Last week, a close friend sought to understand what Minimum Tax is, and I explained it to them. A few days later, they informed me that they had researched further and discovered that Minimum Tax is also Turnover Tax. I was alarmed and responded with an emphatic No!
Nevertheless, I understood where they were coming from. Minimum Tax is computed by summing up the gross turnover for each quarter (3 months), with 1% of this amount being the Minimum Tax payable. For details, see Demystifying Minimum Tax. In light of this, one may be pardoned for thinking that Minimum Tax is Turnover Tax.
It is important to understand the difference between the two taxes, and to identify which of the two is best suited for one’s enterprise. Below is a summary of what Turnover Tax is.
The definition and application of Turnover Tax has been subject to numerous changes over the last few years. The current position is vide the Finance Act No. 23 of 2019 as amended by the Tax Laws Amendment Act No. 2 of 2020. The effective date was January 1, 2020.
Turnover Tax is payable by a resident person whose turnover is between Kshs. 1 – 50 Million par annum. Persons excluded from this tax obligation are those earning:
- rental income;
- management or professional or training fees; or
- any income which is subject to a final withholding tax under this Act.

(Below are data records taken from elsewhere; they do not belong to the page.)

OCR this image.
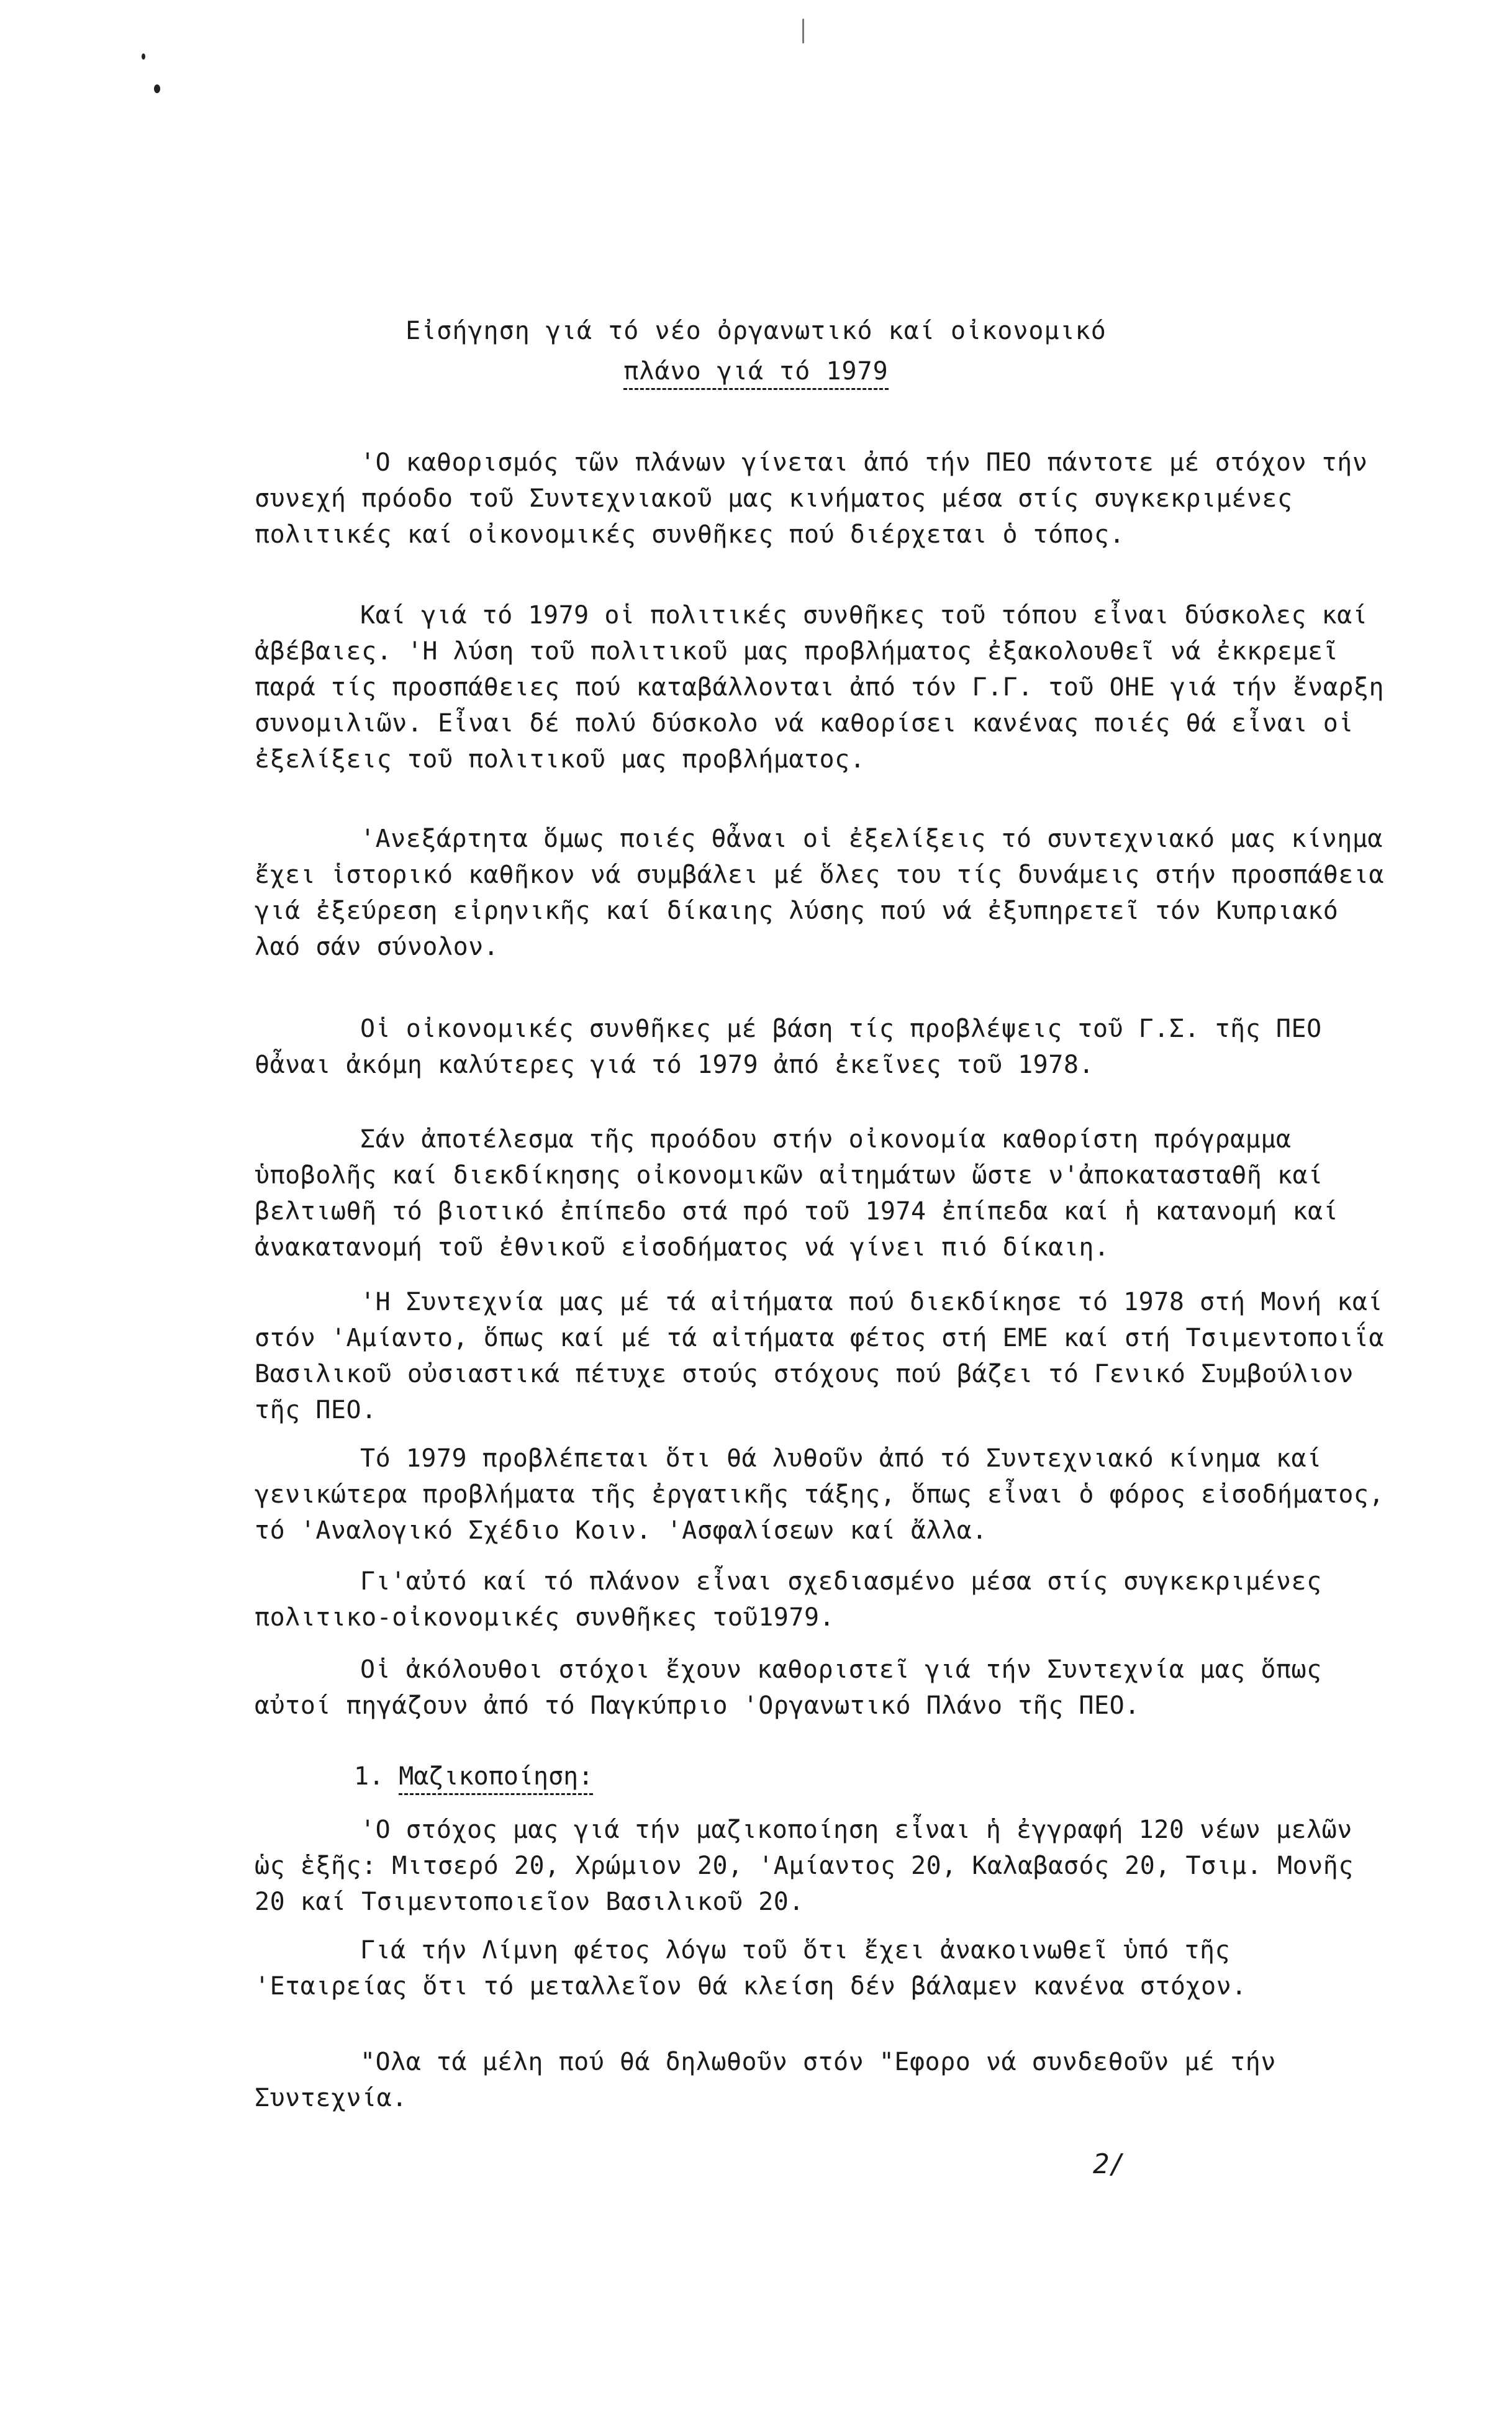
Εἰσήγηση γιά τό νέο ὀργανωτικό καί οἰκονομικό
πλάνο γιά τό 1979
'Ο καθορισμός τῶν πλάνων γίνεται ἀπό τήν ΠΕΟ πάντοτε μέ στόχον τήν συνεχή πρόοδο τοῦ Συντεχνιακοῦ μας κινήματος μέσα στίς συγκεκριμένες πολιτικές καί οἰκονομικές συνθῆκες πού διέρχεται ὁ τόπος.
Καί γιά τό 1979 οἱ πολιτικές συνθῆκες τοῦ τόπου εἶναι δύσκολες καί ἀβέβαιες. 'Η λύση τοῦ πολιτικοῦ μας προβλήματος ἐξακολουθεῖ νά ἐκκρεμεῖ παρά τίς προσπάθειες πού καταβάλλονται ἀπό τόν Γ.Γ. τοῦ ΟΗΕ γιά τήν ἔναρξη συνομιλιῶν. Εἶναι δέ πολύ δύσκολο νά καθορίσει κανένας ποιές θά εἶναι οἱ ἐξελίξεις τοῦ πολιτικοῦ μας προβλήματος.
'Ανεξάρτητα ὅμως ποιές θἆναι οἱ ἐξελίξεις τό συντεχνιακό μας κίνημα ἔχει ἱστορικό καθῆκον νά συμβάλει μέ ὅλες του τίς δυνάμεις στήν προσπάθεια γιά ἐξεύρεση εἰρηνικῆς καί δίκαιης λύσης πού νά ἐξυπηρετεῖ τόν Κυπριακό λαό σάν σύνολον.
Οἱ οἰκονομικές συνθῆκες μέ βάση τίς προβλέψεις τοῦ Γ.Σ. τῆς ΠΕΟ θἆναι ἀκόμη καλύτερες γιά τό 1979 ἀπό ἐκεῖνες τοῦ 1978.
Σάν ἀποτέλεσμα τῆς προόδου στήν οἰκονομία καθορίστη πρόγραμμα ὑποβολῆς καί διεκδίκησης οἰκονομικῶν αἰτημάτων ὥστε ν'ἀποκατασταθῆ καί βελτιωθῆ τό βιοτικό ἐπίπεδο στά πρό τοῦ 1974 ἐπίπεδα καί ἡ κατανομή καί ἀνακατανομή τοῦ ἐθνικοῦ εἰσοδήματος νά γίνει πιό δίκαιη.
'Η Συντεχνία μας μέ τά αἰτήματα πού διεκδίκησε τό 1978 στή Μονή καί στόν 'Αμίαντο, ὅπως καί μέ τά αἰτήματα φέτος στή ΕΜΕ καί στή Τσιμεντοποιΐα Βασιλικοῦ οὐσιαστικά πέτυχε στούς στόχους πού βάζει τό Γενικό Συμβούλιον τῆς ΠΕΟ.
Τό 1979 προβλέπεται ὅτι θά λυθοῦν ἀπό τό Συντεχνιακό κίνημα καί γενικώτερα προβλήματα τῆς ἐργατικῆς τάξης, ὅπως εἶναι ὁ φόρος εἰσοδήματος, τό 'Αναλογικό Σχέδιο Κοιν. 'Ασφαλίσεων καί ἄλλα.
Γι'αὐτό καί τό πλάνον εἶναι σχεδιασμένο μέσα στίς συγκεκριμένες πολιτικο-οἰκονομικές συνθῆκες τοῦ1979.
Οἱ ἀκόλουθοι στόχοι ἔχουν καθοριστεῖ γιά τήν Συντεχνία μας ὅπως αὐτοί πηγάζουν ἀπό τό Παγκύπριο 'Οργανωτικό Πλάνο τῆς ΠΕΟ.
1. Μαζικοποίηση:
'Ο στόχος μας γιά τήν μαζικοποίηση εἶναι ἡ ἐγγραφή 120 νέων μελῶν ὡς ἑξῆς: Μιτσερό 20, Χρώμιον 20, 'Αμίαντος 20, Καλαβασός 20, Τσιμ. Μονῆς 20 καί Τσιμεντοποιεῖον Βασιλικοῦ 20.
Γιά τήν Λίμνη φέτος λόγω τοῦ ὅτι ἔχει ἀνακοινωθεῖ ὑπό τῆς 'Εταιρείας ὅτι τό μεταλλεῖον θά κλείση δέν βάλαμεν κανένα στόχον.
"Ολα τά μέλη πού θά δηλωθοῦν στόν "Εφορο νά συνδεθοῦν μέ τήν Συντεχνία.
2/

Before the 2020 amendments, this tax was limited to persons receiving a turnover of Kshs. 5 Million and below, and excluded limited companies. It was targeting micro and small enterprises, the informal sector and jua kali industries. However, the current provisions are highly inclusive since they loop in majority of the small and medium sized enterprises trading in goods. Most of the enterprises in the service sector would be disqualified since they earn management/professional/training fees.
Rental income is a specified source of income with exclusive provisions dealing with its taxation, and is understandably ineligible for Turnover Tax. Employment income also falls outside the ambit of this tax, since it is subject to the Pay-as-you-Earn system (PAYE).
From the wording of the Act, all persons who qualify for Turnover Tax should adopt it as the default system of computing and remitting their tax. Those who wish to use alternative systems should, by notice in writing addressed to the Commissioner, elect otherwise.
Now that we have established which parties are subject to Turnover Tax, how is it computed?
The taxable person should sum up their gross receipts/turnover for each month, and 3% of this amount is the Turnover Tax. A return should be filed and the tax paid by the twentieth day of the following month. For example, tax payable on January’s gross receipts should be paid by February 20th. Kenya Revenue Authority (KRA) literature indicates that it is a final tax.
The market is abuzz with discussions on Minimum Tax which came into effect on January 1, 2021. It is our hope that we shall not lose sight of the provisions on Turnover Tax, as our enterprises chart the course for year 2021. Stability in the definition and applicability of this tax will also go a long way in ensuring compliance by taxpayers.
From Par Excellence Concepts LLP, may the new year bring good tidings and abundance, sufficient for ourselves and the taxman!